Every attendee was given a passport filled with information on all of the product donors at the event, and a "swag bag" to hold all of the goodies being given out. There were 25 donors highlighted, along with statistics showing how much they had donated through the years. Many were well more than 1 million pounds, including top donor Pepsi, which has given Birch Community Services 3.3 million pounds since 2012.

Those working their way through the booths got to sample delicious food and fill their bags with items to take home, including baked goods, candy, jerky, soda, chips, jam, fruit and much more. By the end of the day, everyone's bags were bursting at the seams.

"It doesn't feel like it's been 25 years, even though it feels like I've done nothing else," Birch said. "None of this would be possible without all of these people."

Suzanne and Barry Birch launched Birch Community Services in 1992, after someone left a donated bag of squished bread on their front porch. The couple shared the bread with some single mothers and other families in need in their neighborhood. Within weeks, more retailers were donating surplus food, spurred by the Birch's spirit of giving.

That spirit has continued to grow through the years, and Birch Community Services has become one of the largest food-distribution programs in Oregon. Its mission is to provide and nurture a community where people can be responsible and accountable for meeting their basic needs

Barry served as the executive director for the first 13 years, later becoming a key volunteer. He passed away in 2015. Suzanne has continued as executive director.

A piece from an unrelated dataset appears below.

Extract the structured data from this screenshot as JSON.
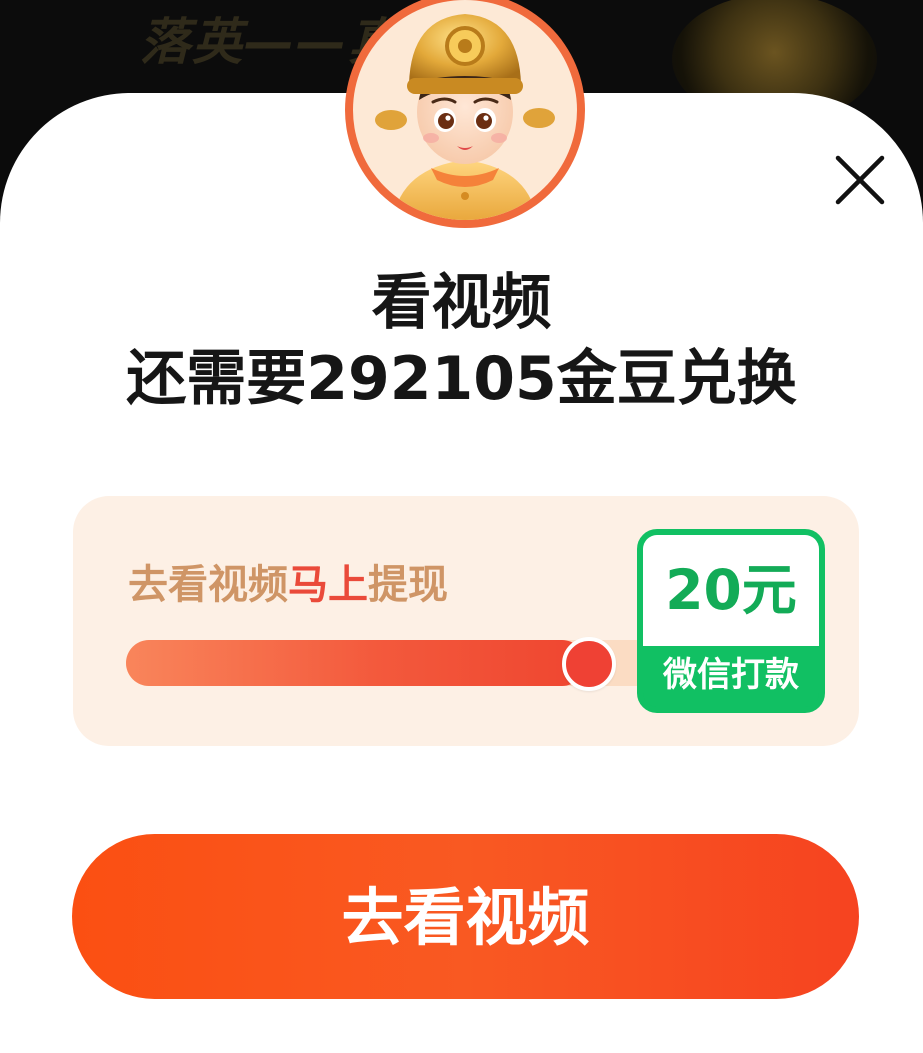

Birch Community Services provides clients with personal-finance training, known as the Sustainable Families Program, which equips them with the skills necessary for becoming self-sufficient. It also helps participants with food and clothing.

Through the years the organization has served more than 32,000 people, redistributed more than 50 million pounds of product and led countless families to financial freedom.

Looking toward the future, there is still a lot the organization wants to accomplish, including finding a permanent space in the community to call home. They are currently leasing the location at 17780 N.E. San Rafael St., and would love to find a location they own in the same area.

"I'm not ready to leave yet," Birch said. "We are excited about our education program and finding new ways to connect with families in need."